Furthermore, I don’t think that households’ elevated expectations will make it harder to achieve our projections. Earlier research suggested that surveys did, in fact, provide useful information about future inflation. But during the past 15 or 20 years, the actual inflation process has become much less persistent even though households appear to assume otherwise. There is, thus, a notable divergence between the actual inflation process and the one that is embodied in consumers’ inflation forecasts. As a result, inflation forecasts incorporating consumer expectations have been a lot less than stellar over this recent period. So it does not appear unreasonable to believe that the effects of recent commodity price shocks will wear off faster than consumers are expecting. An unresolved question is, Whose expectations matter for the dynamics of inflation? I take some solace from the fact that 10-year inflation expectations in the Survey of Professional Forecasters have been relatively stable since the late 1990s and from the fact that five-to-ten-year breakeven rates on TIPS are below their peaks from earlier in the year.

Taken all together, I think inflation expectations remain reasonably well anchored. The oil price increases have led me to raise my projections for overall PCE inflation sharply. Cost pressures are likely to push core inflation up a bit, though I see less pass-through than the Greenbook does. Higher oil prices and interest rates and lower housing prices have led me to modestly reduce my forecast of growth in the second half of this year and next year. My forecast is predicated on fed funds rate increases that begin in December of this year, gradually bringing the funds rate to 4¼ percent in 2010.
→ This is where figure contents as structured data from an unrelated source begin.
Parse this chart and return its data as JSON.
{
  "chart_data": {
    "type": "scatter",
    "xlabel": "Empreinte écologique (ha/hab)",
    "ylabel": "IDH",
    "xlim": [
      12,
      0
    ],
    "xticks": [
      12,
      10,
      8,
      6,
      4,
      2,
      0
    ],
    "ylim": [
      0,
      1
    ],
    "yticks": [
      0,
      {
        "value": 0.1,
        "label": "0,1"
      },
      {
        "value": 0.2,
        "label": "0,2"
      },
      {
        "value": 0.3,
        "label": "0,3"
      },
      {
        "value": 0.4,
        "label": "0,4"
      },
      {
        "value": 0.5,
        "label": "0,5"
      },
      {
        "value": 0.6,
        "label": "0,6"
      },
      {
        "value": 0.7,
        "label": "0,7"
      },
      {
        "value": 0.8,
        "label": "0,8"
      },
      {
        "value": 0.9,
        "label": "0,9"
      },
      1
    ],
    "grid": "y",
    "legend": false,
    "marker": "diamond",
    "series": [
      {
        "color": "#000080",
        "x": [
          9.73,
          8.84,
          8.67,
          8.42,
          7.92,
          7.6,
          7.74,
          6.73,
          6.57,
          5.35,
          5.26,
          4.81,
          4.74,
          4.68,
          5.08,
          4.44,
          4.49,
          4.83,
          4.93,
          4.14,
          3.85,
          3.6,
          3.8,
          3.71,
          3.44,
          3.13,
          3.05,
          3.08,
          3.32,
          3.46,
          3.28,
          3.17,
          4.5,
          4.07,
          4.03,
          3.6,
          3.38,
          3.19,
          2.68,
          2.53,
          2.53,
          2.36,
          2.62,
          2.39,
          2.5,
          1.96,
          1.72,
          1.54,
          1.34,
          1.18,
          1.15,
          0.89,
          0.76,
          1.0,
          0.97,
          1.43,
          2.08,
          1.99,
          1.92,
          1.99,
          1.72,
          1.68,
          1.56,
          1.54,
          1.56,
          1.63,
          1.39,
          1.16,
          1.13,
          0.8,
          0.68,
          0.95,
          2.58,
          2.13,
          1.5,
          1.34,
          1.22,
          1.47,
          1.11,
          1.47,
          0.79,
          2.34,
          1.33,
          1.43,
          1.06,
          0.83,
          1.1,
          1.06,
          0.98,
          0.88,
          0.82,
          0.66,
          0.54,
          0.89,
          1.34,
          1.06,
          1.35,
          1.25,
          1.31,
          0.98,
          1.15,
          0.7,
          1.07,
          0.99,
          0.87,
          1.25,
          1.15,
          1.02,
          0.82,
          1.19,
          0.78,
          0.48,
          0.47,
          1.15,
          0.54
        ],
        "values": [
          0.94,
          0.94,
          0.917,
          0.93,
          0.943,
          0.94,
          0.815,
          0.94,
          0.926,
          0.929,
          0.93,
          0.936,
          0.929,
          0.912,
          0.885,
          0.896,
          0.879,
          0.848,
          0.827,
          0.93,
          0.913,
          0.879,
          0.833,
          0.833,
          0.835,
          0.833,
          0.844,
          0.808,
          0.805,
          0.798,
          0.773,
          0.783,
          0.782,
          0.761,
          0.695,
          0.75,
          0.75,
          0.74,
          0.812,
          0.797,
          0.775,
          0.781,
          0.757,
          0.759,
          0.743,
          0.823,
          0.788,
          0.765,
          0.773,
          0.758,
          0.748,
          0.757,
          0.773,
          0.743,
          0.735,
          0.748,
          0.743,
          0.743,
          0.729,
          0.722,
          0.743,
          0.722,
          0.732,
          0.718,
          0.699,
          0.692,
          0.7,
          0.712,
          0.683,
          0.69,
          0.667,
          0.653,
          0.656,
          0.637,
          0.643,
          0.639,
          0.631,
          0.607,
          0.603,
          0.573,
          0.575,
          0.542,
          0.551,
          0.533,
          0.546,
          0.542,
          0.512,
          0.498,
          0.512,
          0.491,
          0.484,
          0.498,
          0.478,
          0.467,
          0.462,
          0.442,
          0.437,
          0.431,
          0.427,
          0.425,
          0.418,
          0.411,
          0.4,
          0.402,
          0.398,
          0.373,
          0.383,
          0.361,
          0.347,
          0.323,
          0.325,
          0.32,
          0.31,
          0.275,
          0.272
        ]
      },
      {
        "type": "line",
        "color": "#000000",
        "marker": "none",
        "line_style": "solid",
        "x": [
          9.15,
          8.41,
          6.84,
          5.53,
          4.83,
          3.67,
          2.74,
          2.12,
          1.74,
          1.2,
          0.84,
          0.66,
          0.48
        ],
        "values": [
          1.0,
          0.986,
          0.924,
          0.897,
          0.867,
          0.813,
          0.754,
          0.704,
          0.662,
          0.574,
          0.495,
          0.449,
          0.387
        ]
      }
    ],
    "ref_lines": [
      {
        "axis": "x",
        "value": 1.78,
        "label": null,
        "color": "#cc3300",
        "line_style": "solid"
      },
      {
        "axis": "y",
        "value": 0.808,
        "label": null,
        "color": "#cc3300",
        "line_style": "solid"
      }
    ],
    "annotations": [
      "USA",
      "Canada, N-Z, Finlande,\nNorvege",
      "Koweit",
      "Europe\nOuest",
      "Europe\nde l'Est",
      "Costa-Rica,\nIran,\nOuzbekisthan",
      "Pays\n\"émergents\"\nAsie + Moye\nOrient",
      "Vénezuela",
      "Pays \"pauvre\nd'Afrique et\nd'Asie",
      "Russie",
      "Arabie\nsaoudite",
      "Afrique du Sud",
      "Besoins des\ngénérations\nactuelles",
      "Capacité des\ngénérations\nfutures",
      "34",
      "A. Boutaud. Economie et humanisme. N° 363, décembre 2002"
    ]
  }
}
Briefly, on the issue of long-term economic projections, I welcome greater transparency about our long-term objectives. I think that would be beneficial, and there is a good reason, as you have articulated, to try to do that now, given that for many of us—certainly for me—2010 is not long enough for me to project that the economy will have converged to a steady state. My preference is to provide projections of the average values for output growth, unemployment, and total inflation that are expected, say, five to ten years out. I think that these values can communicate the necessary steady-state information without burdening us with forecasting every year of the transition to the steady state. Also, I would favor conducting a trial in October.